Non tutte le regioni mostrano questi scostamenti. La Lombardia, per esempio, paga con la zona rossa la trasparenza dei suoi dati. Il direttore sanitario dell’Ats di Milano Vittorio Demicheli ha ammesso pubblicamente «non riusciamo a tracciare tutti i contagi». E infatti la percentuale di tracciamento dichiarata è solo del 61%, terzultima regione in Italia. Però è calcolata sul totale dei casi di ottobre, e non su un sottoinsieme come avviene per molte altre regioni. Se tutte le regioni adottassero lo stesso conteggio, la Lombardia sarebbe in media nazionale. Non è necessario truccare i dati per abbellirli. Prendiamo il caso del Lazio: la regione dichiara che i 505 operatori dei servizi di prevenzione hanno tracciato il 97,6% dei casi positivi a ottobre. Si tratta di 18 mila casi tracciati, mentre quelli registrati dalla Protezione Civile nello stesso periodo sono stati circa 32 mila.

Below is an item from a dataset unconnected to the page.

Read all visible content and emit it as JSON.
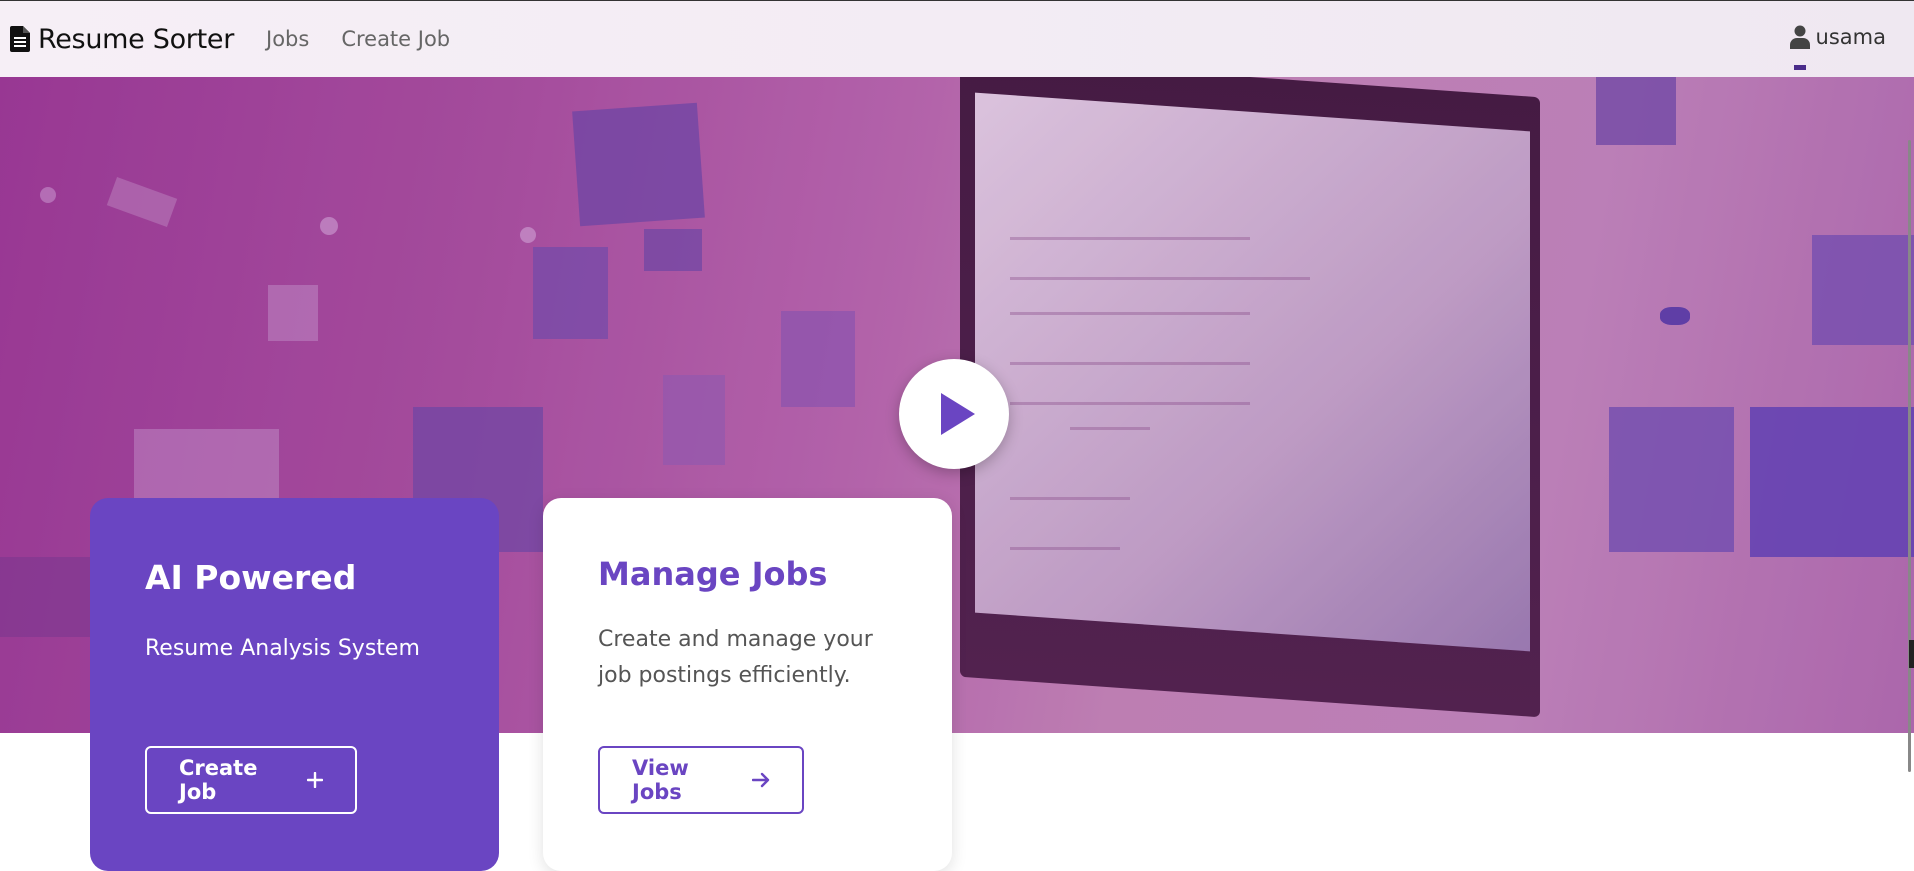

Quindi la percentuale di tracciamento più realisticamente si aggira intorno al 60%. La differenza è dovuta alla definizione stessa di “caso”. Secondo il decreto ministeriale sulle malattie infettive risalente al 1990, un caso è registrato dalle autorità sanitarie solo dopo la notifica ufficiale dell’esito del test, cosa che per il coronavirus avviene contestualmente al tracciamento. Spesso però i risultati dei tamponi arrivano via Internet o per telefono e senza notifiche ufficiali sfuggono alle statistiche ufficiali (ma non ai numeri alla Protezione Civile). È dunque il sistema di monitoraggio sdoppiato tra autorità sanitarie regionali e governo, unitamente alla carenza di personale per far fronte al diluvio di nuovi casi, a falsare i dati in mano agli scienziati. E con essi diventano opache anche le decisioni politiche che ricadono su tutti.